Wednesday, January 26, 2011

Noisemakers

The Daily Dish posted a reader's email regarding the iPod as the nail in the coffin of the album. It sounds right, but I don't think it really is. Sure, there were the Styx concept albums and all in the past, but most "Top 40" albums have for a long, long time been collections of songs, and often a bunch of boring, uninspired songs wrapped around a couple of catchy tunes anticipated to get radio play. Even the good albums, the ones that were listenable from start to finish, were most frequently still just a collection of really good songs, rarely thematically connected. The iPod didn't create that dynamic. I was making mix tapes twenty-five years ago. It's now simply easier to pick out the songs we like, and we can have much more variety, rather than being limited to the twelve or fifteen songs that the cassette could hold.

But more significantly, I think the reader is wrong about the existence of albums as albums. "All that's over now," the letter says.

You don't hear albums that are made to be listened to from start to finish anymore? I don't think anyone listening to many top notch artists (which doesn't necessarily mean popular artists) would agree. Listen to a Springsteen CD, for example. Or get outside of radioland and listen to some of the more creative, thoughtful performers on the music scene today.

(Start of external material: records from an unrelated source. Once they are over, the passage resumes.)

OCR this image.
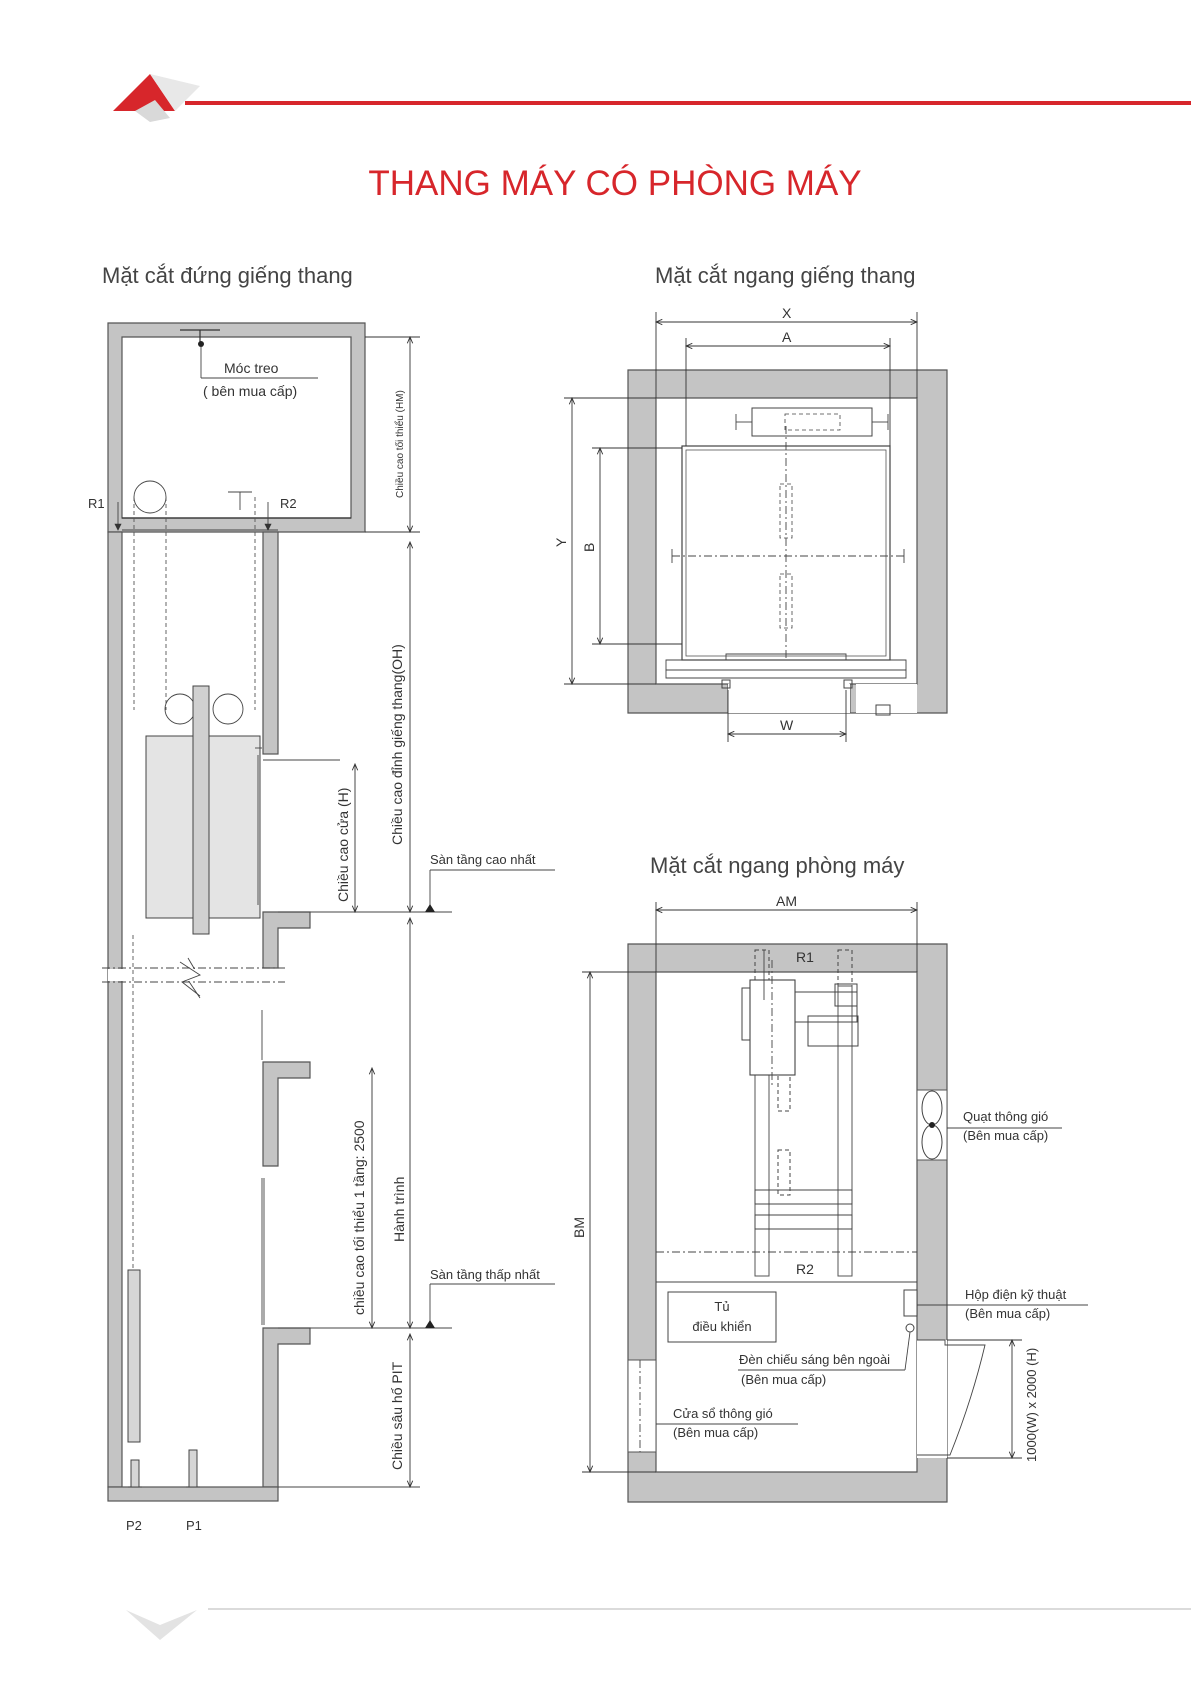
THANG MÁY CÓ PHÒNG MÁY
Mặt cắt đứng giếng thang	Mặt cắt ngang giếng thang
Mặt cắt ngang phòng máy
Móc treo
( bên mua cấp)
R1	R2
Chiều cao tối thiểu (HM)
Chiều cao đỉnh giếng thang(OH)
Chiều cao cửa (H)	Sàn tầng cao nhất
chiều cao tối thiểu 1 tầng: 2500 Hành trình
Sàn tầng thấp nhất
Chiều sâu hố PIT
P2	P1
X
A
Y
B
W
AM
BM
R1
R2
Quạt thông gió
(Bên mua cấp)
Hộp điện kỹ thuật
(Bên mua cấp)
Tủ
điều khiển
Đèn chiếu sáng bên ngoài
(Bên mua cấp)
Cửa sổ thông gió
(Bên mua cấp)	1000(W) x 2000 (H)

Listen to the new CD from Abigail Washburn, City of Refuge, that just came out last week, an album that is so coherent from beginning to end that it is almost a crime not to listen to the whole album, over and over, which I have been, on my iPod, doing since it's release.

Now, whether or not all audiences appreciate what some artists are doing, that's out of the artists' control. If the Dish reader isn't appreciating the albums for all that is there, he has nowhere else to look but in the mirror. For me, the iPod gives me the opportunity to take those albums with me. I don't have to pick out my favorite few songs so that I can have a variety in my car or in my Walkman. Which values the music more - having the entire album on an iPod, or just a couple of choice picks on the mix CD? Because let's face reality, those records were mostly sitting on a bookcase or a box, gathering dust, and music was created to be heard, not looked at or held. I can now take my whole collection with me wherever I go, and I can listen to and revisit entire albums, start to finish, knowing that tomorrow I can do it again, or listen to a whole other album start to finish, or shuffle through my collection, or explore something new. The iPod lets me appreciate more - more artists, more music, more albums, in their entirety or not, as I choose and as the artists intend.